Batas Waktu

Bersepeda di sore hari sudah menjadi rutinitasku di akhir pekan. Sama halnya dengan unggahanku pada tanggal 1 Januari, sejak 7 tahun yang lalu tidak berubah. Mengunggah foto tersebut di Twitterku sudah menjadi rutinitas yang tak pernah kulupakan.

"Posting sepeda dengan pemandangan dari atas jembatan lagi, Fit?" tanya Sasa, sahabatku. Aku hanya tersipu malu mendengar ucapannya. Ternyata sahabatku itu tahu kebiasaanku, tetapi tidak mengiyakan pertanyaan Sasa, karena aku merasa tidak perlu menjawab pertanyaan tersebut.

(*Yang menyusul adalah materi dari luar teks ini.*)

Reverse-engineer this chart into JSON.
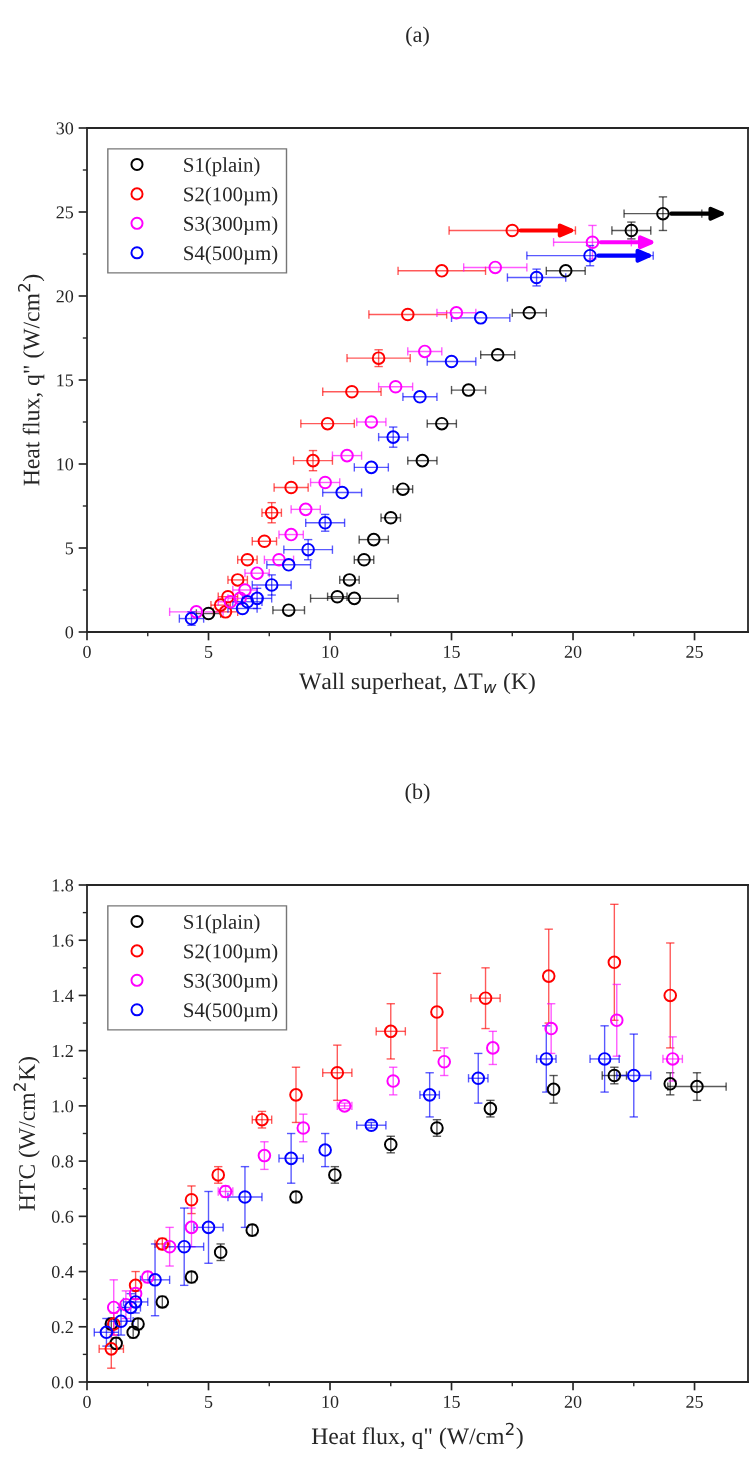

Pemandangan sore hari dari atas jembatan, sebuah sepeda dan sekotak susu cokelat adalah seperangkat kenangan antara aku dan dirinya. Kenangan terakhir sebelum kami memutuskan untuk berpisah, membuat jarak dan menghabiskan waktu tanpa temu, entah untuk sementara ataupun selamanya.

Tak pernah ada janji yang terucap, tetapi aku tahu kami memiliki perasaan yang sama. Hanya saja, waktu itu kami masih terlalu belia untuk saling mengungkapkan cinta. Namun tanpa kata, kami memahami rasa yang tersemat dalam hati masing-masing. Rasa yang tumbuh seiring dengan kedekatan kami.

Sore di atas jembatan saat itu, kami saling mengungkapkan rencana masa depan. Rencana yang sebenarnya membuat susu cokelat yang kuminum saat itu terasa seperti jamu, sangat pahit. Dia memilih hijrah ke kota lain untuk melanjutkan pendidikan, berbeda dengan keputusan awal yang pernah dia ucapkan, saat pria itu berkata akan bersekolah di tempat yang sama denganku.

Kekecewaan tak bisa kuingkari, tetapi aku tak bisa melarangnya. Sekali lagi aku katakan, kami masih terlalu belia saat itu. Tepat setelah kepergiannya aku mulai melakukan rutinitas memposting foto ini, dengan harap pria itu bisa melihatnya. Melihat jika aku di sini masih menunggunya dan masih dengan perasaan yang sama. Mungkin terlihat bodoh, tetapi aku belum menemukan alasan yang tepat untuk mengakhiri semua penantian ini.

"Jadi apa maksud foto ini?" tanya Sasa, lagi.

Aku kembali tersenyum. "Hanya pemberitahuan," ucapku sembari melihat foto tersebut yang baru saja diunggah beberapa jam yang lalu.

"Pemberitahuan apa dan untuk siapa?" desak Sasa yang mungkin saja tambah penasaran dengan jawabanku.

"Seseorang," jawabku singkat, bukan bermaksud untuk menutupi sesuatu dari sahabatku itu. Hanya saja, masalah hati tak pernah mudah untuk diungkapkan.

Meskipun Sasa terus saja mengajukan pertanyaan-pertanyaan tentang siapa orang itu, aku tidak akan menjawabnya untuk sekarang. Mungkin nanti, saat penantian ini berakhir. Entah akhir sepeti apa, aku tak pernah tahu.

Hingga sebuah denting notifikasi Twitter, membuat jemariku kembali bergerak. Membuka sebuah direct message dari sebuah nama yang membuat hati ini kembali berdegup cepat. Sebuah nama yang telah kutunggu sekian lama.

'Hai, Fitri. Apa kabar?'

Aku tersenyum membaca pesan tersebut. Mungkin ini saatnya semua penantianku akan menemukan jawaban yang jelas.